Автор то ли сам путается в понятиях «гордость» и «тщеславие», то ли, по известным только ему причинам, путает читателя.

«Как он любил ее в эти минуты, как остро чувствовал зависть других мужчин, с их выстарившимися, похожими больше на тещ женами…»

Если в молодости он пытался вызвать у других зависть при помощи купленного первоклассного приемника, то теперь для той же цели у него была молодая жена с ее стандартно-модной красотой. Вероятно, потому он и не переживал по-настоящему измен жены, хотя, конечно, потерять ее боялся, как боятся потерять дорогую модную вещь.

«Отношение к ней как к собственности, которая уже никуда не денется, преобладало над всеми прочими чувствами».

«Алексей со спокойной душой оставлял Алену одну, потому что относился уже к ней как к дорогой, но безусловно ему принадлежащей вещи, которую никто не отнимет».

Когда рекламная красота Алены начала чуть увядать, она все чаще вдруг стала подолгу где-то задерживаться, участились мужские телефонные звонки, а Алексей с «удвоенной беззаботностью глядел на все сквозь пальцы, уверенный, что ходит по толстому льду». Он рассуждал примерно так: если она не ушла в короткие годы женского расцвета, то теперь никуда не денется.

Было и еще одно обстоятельство, которое его успокаивало: «Алексей чувствовал, как сильно хочет она прочной, основательной жизни, как страшится вернуться в подвал на Зацепе и как ценит поэтому их союз».

Насчет «союза», по-моему, сказано слишком сильно. Тут не союз, тут сделка: ему нужна была постоянная живая реклама, и он ее получил; ей нужен был определенный современный комфорт, и она его получила.
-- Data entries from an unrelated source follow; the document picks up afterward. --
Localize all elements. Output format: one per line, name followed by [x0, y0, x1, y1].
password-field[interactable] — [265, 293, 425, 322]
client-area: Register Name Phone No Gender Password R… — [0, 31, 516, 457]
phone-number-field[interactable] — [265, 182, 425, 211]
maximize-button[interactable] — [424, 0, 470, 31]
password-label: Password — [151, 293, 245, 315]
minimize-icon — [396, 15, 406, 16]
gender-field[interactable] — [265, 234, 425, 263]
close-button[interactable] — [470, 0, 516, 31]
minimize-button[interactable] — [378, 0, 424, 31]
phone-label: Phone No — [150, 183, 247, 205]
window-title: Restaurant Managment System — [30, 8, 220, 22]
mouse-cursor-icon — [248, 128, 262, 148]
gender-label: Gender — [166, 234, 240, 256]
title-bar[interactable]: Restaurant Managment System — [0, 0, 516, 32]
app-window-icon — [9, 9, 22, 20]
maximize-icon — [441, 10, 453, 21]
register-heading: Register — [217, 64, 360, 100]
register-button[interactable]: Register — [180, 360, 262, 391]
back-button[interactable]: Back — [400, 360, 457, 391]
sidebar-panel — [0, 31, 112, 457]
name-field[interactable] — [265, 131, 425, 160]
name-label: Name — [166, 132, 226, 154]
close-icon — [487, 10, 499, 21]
А из чего же складывалась их повседневная совместная жизнь?

«Они просыпались в двенадцатом часу, подолгу валялись в постели, слушая музыкальные передачи. Затем кто-то шел за завтраком, покупал калачи, масло, двести граммов белужьего бока, а оставшийся молол и варил кофе. Потом они гуляли, забредали в какой-нибудь кинотеатр, болтали о пустяках и возвращались на Тишинку».
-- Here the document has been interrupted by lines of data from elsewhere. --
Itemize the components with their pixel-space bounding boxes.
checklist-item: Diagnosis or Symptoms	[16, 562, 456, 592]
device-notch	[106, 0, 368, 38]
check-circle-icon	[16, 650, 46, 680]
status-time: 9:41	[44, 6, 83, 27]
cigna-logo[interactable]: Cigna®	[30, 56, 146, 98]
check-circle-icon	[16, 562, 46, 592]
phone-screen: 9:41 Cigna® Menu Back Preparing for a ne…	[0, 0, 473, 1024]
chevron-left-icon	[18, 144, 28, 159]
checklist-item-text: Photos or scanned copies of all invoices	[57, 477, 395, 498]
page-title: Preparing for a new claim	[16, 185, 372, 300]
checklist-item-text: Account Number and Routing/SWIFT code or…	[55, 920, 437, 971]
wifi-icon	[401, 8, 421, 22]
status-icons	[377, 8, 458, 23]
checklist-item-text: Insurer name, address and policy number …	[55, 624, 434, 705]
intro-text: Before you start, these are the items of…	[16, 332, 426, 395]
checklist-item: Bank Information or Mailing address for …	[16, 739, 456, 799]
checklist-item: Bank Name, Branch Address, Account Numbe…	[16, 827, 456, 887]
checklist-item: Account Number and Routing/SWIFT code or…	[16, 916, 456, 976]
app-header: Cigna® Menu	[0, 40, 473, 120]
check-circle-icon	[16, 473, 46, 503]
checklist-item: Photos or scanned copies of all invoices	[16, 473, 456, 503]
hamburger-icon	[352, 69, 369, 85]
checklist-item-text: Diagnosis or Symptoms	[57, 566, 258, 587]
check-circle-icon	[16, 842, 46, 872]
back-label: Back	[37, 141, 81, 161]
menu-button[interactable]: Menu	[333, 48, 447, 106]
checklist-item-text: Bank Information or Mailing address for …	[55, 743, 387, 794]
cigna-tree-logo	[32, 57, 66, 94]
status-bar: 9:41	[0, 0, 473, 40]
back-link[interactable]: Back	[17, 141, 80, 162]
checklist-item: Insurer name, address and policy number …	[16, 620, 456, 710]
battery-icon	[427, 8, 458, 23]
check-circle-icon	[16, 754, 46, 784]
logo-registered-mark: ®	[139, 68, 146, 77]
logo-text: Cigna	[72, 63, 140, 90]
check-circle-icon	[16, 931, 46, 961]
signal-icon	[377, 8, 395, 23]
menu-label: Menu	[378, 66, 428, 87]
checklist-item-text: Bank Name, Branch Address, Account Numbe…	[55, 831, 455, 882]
Иногда они вместе ездили в Дома творчества, в перерывах между рекламными «сеансами» (когда Алена должна была вызывать зависть у коллег-писателей) они просто гуляли: «Как ему нравилось молчать рядом с ней во время прогулок…» А нравилось молчать потому, что говорить-то было не о чем.
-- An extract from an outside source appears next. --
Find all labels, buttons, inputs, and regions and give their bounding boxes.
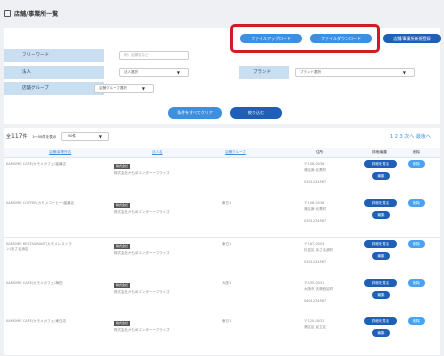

Потом, после развода, Алексей напишет Алене:

«У нас был открытый – «европейский» – брак.

Я не хранил тебе верность потому, что был разболтан и легкомыслен, и потому, что ты не была ласкова и горяча со мной.

Ты не была верна мне потому, что меня никогда не любила, что была столь же хорошенькой, сколь и легкомысленной…»

И все-таки их «союз» продержался тринадцать лет. На чем же он тогда держался?

Алена сначала работала продавщицей, затем – манекенщицей, что обеспечивало ей постоянную публичность и что устраивало как Алену, так и Алексея. Собственно говоря, то была единственная связывающая их страсть.

«Подводя итоги своей нескладной супружеской жизни, Алексей понял, что потерял Алену задолго до того, как она ушла от него, – именно тогда, когда отпустил ее в молодежный лагерь. Она вернулась иным человеком – счастливая, гордая, уверенная в себе».